Wednesday, May 2, 2012

THE GREY

After getting back to his beloved daughter who had disappeared, Liam Neeson fighting for her identity is lost in the cold plains of Europe. Well, when the self-identity has been in the grip, what's missing from Liam Neeson back? The more important question, whether Neeson is still able to return to Europe after two bad events that happened to her? With the help of old colleagues, Joe Carnahan, who has worked with The A-Team, Neeson has finally decided to "move-on". No more lost, no longer excursions to Europe, and is no longer in touch with Luc Besson. Ridley Scott's charm seems more tempting. What's more, this time setting brought to a place that is far more extreme, Alaska. For the script, Joe Carnahan adaptation of a short story written by Ian Mackenzie Jeffers, entitled "Ghost Walker". Given Alaska, coupled with a plane crash, wolves and wild beasts nan blizzards, The Grey promised a totally different premise with Taken and Unknown. Feels more real terror.


John Ottway (Liam Neeson) works on Alaska oil drilling to protect the team from the threat of wolves. On his last day, when he was ready to go home, along with dozens of aircraft climbed another worker fell hit the ground hard. Only seven people survived. And the terror was about to begin. As if not enough to chill that pierced to the bone, Ottway and allies, cronies got another threat, savage wolves. . Waiting for help from rescue teams as a dream in broad daylight let alone the fact that heavy terrain, snow storms that never stopped crashing, and social status of the survivors. The only way to save yourself is to stay away from the wreckage and search for life in the forest. However, the main problem, they do not know where the nest of a wolf pack. Miscalculation can be fatal. Moreover the number of herd one by one the wane when the wolves attacked by hypothermia and increasingly raged.

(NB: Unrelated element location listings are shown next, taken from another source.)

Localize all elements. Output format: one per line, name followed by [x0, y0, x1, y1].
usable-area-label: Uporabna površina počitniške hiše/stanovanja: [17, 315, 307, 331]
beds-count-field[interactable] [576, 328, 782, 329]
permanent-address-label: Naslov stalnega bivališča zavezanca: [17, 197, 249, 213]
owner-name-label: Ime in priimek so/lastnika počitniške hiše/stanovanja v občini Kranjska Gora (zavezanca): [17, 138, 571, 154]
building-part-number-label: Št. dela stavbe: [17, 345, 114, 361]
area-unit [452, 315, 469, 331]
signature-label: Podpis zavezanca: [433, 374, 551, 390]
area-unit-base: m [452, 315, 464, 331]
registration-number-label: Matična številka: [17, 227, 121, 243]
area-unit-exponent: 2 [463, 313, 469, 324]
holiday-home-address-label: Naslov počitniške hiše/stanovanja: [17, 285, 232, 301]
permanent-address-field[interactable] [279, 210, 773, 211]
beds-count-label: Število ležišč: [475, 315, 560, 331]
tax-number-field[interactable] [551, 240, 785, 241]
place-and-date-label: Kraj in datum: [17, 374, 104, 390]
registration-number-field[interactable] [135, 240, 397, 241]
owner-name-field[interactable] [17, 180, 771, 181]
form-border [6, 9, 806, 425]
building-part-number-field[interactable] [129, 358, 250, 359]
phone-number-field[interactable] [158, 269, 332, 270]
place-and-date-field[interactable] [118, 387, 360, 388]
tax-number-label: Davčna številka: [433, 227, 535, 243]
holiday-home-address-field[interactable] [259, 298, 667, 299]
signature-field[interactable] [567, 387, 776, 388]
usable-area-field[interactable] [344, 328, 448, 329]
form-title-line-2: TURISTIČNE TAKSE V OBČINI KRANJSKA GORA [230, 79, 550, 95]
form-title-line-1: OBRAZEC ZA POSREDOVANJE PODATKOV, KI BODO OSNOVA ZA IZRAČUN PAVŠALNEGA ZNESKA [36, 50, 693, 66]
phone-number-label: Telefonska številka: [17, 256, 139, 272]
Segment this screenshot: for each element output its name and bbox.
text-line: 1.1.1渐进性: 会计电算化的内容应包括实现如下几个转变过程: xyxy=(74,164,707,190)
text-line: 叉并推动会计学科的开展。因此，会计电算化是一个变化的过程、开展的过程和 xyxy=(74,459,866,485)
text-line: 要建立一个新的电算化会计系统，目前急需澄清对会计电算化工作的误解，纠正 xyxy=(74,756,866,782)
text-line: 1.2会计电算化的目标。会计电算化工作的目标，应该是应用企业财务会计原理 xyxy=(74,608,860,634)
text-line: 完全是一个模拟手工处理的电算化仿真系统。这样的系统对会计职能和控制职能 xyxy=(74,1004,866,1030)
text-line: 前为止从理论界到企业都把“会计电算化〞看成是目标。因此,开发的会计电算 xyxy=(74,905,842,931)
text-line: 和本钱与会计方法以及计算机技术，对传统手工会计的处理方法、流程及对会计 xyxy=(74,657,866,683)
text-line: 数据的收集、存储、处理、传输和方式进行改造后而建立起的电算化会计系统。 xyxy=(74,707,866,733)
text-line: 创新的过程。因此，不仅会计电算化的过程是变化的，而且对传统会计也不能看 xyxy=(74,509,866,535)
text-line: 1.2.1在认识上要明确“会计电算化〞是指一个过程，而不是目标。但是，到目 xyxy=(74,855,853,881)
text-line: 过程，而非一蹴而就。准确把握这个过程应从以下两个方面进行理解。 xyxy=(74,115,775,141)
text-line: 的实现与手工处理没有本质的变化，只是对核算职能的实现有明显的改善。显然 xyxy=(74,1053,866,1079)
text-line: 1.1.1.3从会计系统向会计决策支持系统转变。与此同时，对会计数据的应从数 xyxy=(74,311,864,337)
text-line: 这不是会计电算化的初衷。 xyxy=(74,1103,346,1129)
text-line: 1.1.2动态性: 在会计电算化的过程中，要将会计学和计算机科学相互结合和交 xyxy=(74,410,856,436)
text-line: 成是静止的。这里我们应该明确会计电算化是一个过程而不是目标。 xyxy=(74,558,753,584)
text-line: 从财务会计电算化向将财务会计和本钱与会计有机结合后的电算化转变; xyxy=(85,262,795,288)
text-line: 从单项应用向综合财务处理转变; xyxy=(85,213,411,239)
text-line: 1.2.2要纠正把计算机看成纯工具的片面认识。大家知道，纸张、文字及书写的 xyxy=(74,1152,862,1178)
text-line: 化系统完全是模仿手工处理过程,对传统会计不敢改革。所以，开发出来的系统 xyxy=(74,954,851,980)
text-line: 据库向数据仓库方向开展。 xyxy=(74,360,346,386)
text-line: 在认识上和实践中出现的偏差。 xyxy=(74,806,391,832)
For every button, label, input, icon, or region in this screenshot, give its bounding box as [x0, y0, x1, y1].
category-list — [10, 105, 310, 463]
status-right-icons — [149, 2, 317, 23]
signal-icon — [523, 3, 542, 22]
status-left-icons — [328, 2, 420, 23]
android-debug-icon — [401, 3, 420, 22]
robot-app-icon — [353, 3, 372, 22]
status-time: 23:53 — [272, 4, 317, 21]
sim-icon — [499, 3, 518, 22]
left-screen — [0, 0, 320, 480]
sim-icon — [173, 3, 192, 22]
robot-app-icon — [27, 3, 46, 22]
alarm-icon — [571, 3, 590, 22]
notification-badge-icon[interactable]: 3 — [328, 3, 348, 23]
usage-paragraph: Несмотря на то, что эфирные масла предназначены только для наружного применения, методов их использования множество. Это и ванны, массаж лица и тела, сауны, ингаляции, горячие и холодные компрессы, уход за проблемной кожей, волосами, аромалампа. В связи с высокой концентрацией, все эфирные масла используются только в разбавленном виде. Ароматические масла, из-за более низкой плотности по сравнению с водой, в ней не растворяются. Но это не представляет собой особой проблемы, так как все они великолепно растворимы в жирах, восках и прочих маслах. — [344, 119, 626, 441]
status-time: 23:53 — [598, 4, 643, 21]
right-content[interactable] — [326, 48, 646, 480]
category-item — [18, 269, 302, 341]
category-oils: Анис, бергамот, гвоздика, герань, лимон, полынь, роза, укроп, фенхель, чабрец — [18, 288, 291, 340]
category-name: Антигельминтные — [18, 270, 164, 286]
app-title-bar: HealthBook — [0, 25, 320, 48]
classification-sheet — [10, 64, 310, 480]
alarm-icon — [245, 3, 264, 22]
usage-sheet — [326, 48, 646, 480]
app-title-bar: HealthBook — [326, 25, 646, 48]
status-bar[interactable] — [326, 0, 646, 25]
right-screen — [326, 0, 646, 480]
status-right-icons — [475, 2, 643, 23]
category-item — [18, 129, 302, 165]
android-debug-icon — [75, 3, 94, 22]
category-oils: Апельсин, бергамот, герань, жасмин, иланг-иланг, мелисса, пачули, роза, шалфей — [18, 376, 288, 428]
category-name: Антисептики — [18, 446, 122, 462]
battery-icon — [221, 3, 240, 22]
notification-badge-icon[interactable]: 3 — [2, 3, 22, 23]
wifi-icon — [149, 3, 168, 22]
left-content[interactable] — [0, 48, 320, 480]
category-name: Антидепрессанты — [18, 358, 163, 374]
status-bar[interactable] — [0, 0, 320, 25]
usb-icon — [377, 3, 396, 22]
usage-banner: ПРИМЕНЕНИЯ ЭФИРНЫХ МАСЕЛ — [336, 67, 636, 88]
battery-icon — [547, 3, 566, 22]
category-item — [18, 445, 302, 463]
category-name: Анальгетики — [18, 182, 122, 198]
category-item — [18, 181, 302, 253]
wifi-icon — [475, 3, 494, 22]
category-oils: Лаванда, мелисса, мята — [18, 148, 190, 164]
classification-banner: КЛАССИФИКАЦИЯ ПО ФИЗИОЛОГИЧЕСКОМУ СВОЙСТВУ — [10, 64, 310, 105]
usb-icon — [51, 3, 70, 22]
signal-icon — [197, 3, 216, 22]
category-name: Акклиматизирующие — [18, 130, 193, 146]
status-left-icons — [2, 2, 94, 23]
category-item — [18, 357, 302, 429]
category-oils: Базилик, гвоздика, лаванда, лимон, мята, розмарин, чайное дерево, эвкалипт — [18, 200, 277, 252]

A pleasant surprise to learn that The Grey is far more delicious to eat rather than Taken and Unknown. The story is somewhat reminiscent of the Alive is lifted from a true story, it's just that The Grey does not go that far. In the early minutes, the story is likely not interesting to observe. When watching this movie, I know almost nothing about the plot, because it did not even peek at the reviews and trailers. So when I saw John Ottway a troubled, with the visibility of his wife, often a sudden, I had felt what will happen next is just a repetition of the Liam Neeson movie next. When Joe Carnahan led the audience into the plane, when the tension is slowly starting to be built. Carnahan way resemble the crash scene was horrific, many times more traumatic than Final Destination. As someone who has a phobia of planes flying, this is definitely not a pleasant picture. I was panicked, and ultimately decided not to look at the screen for several seconds.


Alaska entered the malignant nature, The Grey turned into a movie that should be avoided by people with heart disease. Too many scenes are accompanied by music boom that surprising. Threaten wolf whenever and wherever, indiscriminately. Over the film, not hard to guess exactly how to end the Joe Carnahan film. Cleverness in keeping with the intensity of neat is that the key factor why The Grey more interesting to follow every minute of it. There is no impression obsolete or simply reconstruct a mere moment Carnahan presented a scene which seems to be a homage to the cliffhanger. Keep gregetan. Grey did not watch The exercise is like the middle of the heart. As what has been done by the insidious to me the other day, The Grey was able to make me limp after watching it in theaters. Not a movie with a riveting storyline is, but The Grey able to carry out their duties nicely in terms of satisfying the audience from beginning to end the relentless tension and neatly arranged.